Eagles Mere and Sullivan County are a photographer’s delight, blending mountain overlooks, covered bridges, waterfalls, ten-bedroom cottages from the early twentieth century, traditional mountain architecture, lake views, sailboats and kayaks. Go down the back roads in the county, and the landscape looks decidedly Appalachian, as old farm houses with fading paint, big barns, and gravel byways become the norm.

Eagles Mere has been captured well in online digital photography by highly regarded local photographers Julie Stauffer and Rick Liebert. Prints by professional photographer Terry Wild hang prominently in public spaces on the mountain. There are excellent local history books with old Eagles Mere photographs from the late nineteenth and early twentieth centuries.

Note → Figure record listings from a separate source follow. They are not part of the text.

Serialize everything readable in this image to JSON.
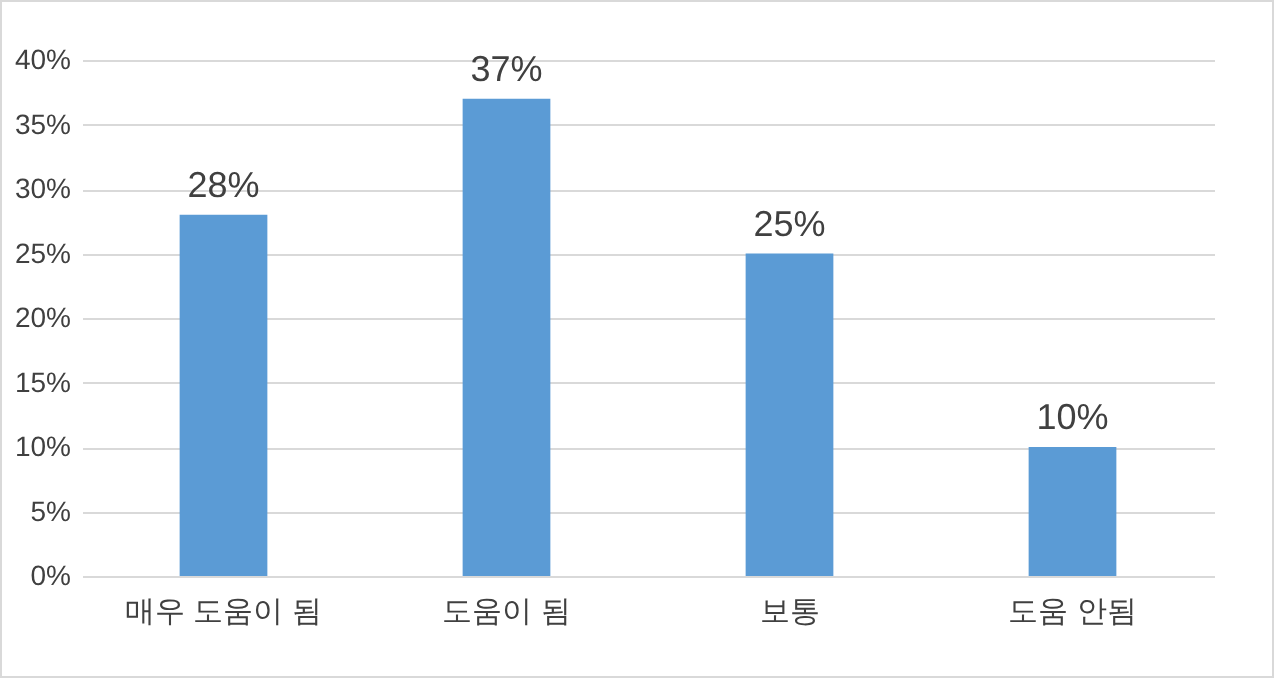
{
  "chart_data": {
    "type": "bar",
    "categories": [
      "매우 도움이 됨",
      "도움이 됨",
      "보통",
      "도움 안됨"
    ],
    "values": [
      28,
      37,
      25,
      10
    ],
    "value_labels": [
      "28%",
      "37%",
      "25%",
      "10%"
    ],
    "color": "#5b9bd5",
    "ylim": [
      0,
      40
    ],
    "yticks": [
      {
        "value": 0,
        "label": "0%"
      },
      {
        "value": 5,
        "label": "5%"
      },
      {
        "value": 10,
        "label": "10%"
      },
      {
        "value": 15,
        "label": "15%"
      },
      {
        "value": 20,
        "label": "20%"
      },
      {
        "value": 25,
        "label": "25%"
      },
      {
        "value": 30,
        "label": "30%"
      },
      {
        "value": 35,
        "label": "35%"
      },
      {
        "value": 40,
        "label": "40%"
      }
    ],
    "grid": "y"
  }
}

This book is the first generally available publication of contemporary, twenty-first century Eagles Mere photographs. It represents my work from 2014 through 2019, six years of wandering the mountain and the surrounding counties. Having come to Eagles Mere since 1960, I am guilty of some nostalgia for an earlier time of spending two unstructured months every summer, wandering the woods and swimming at the beach. The photos here are all mine, and reflect my judgment of what is arresting, fascinating, or representative. I have mostly chosen the pretty over the gritty, but you will find some backroads selections which show the diversity of the county and suggest the deeper needs of its year-round community. If you choose to look a bit closer in Sullivan County, you will find where Brigadoon’s gauzy periphery meets a traditional eastern mountain culture.

I dedicate this collection to my wife Tay Wilkins, who is eternally patient with my heading out of our cottage with a camera and a cup of coffee before sunrise. You never know what you will find when you keep stubbornly searching.

About the Author

Jim Moyer started coming to the village of Eagles Mere, Pennsylvania in the late 1950’s, when he and his parents, brother and sister lived in New Jersey. In the early 1960’s, his parents built a cabin in Eagles Mere. For more than 55 years, he has come back to the mountain annually. Jim and his wife Tay recently rebuilt the cabin, where they now spend as much time each year as possible.

Jim is a graduate of Yale and Virginia Law School. He served full time on the federal trial bench in Louisville, Kentucky for nineteen years as a United States Magistrate Judge. He continues to serve part time in that position.

Jim’s study of photography accelerated when he stepped down from full-time service as a judge in late 2014. Since then, he has photographed landscape, architectural, and documentary work during several months each year in Eagles Mere and the surrounding region of the Allegheny Mountains. He has pursued wildlife and landscape photography in Costa Rica, Ecuador, Patagonia, Canada and Alaska, and has photographed extensively for non-profit groups.

It is an illusion that photos are made with the camera…
they are made with the eye, heart and head.”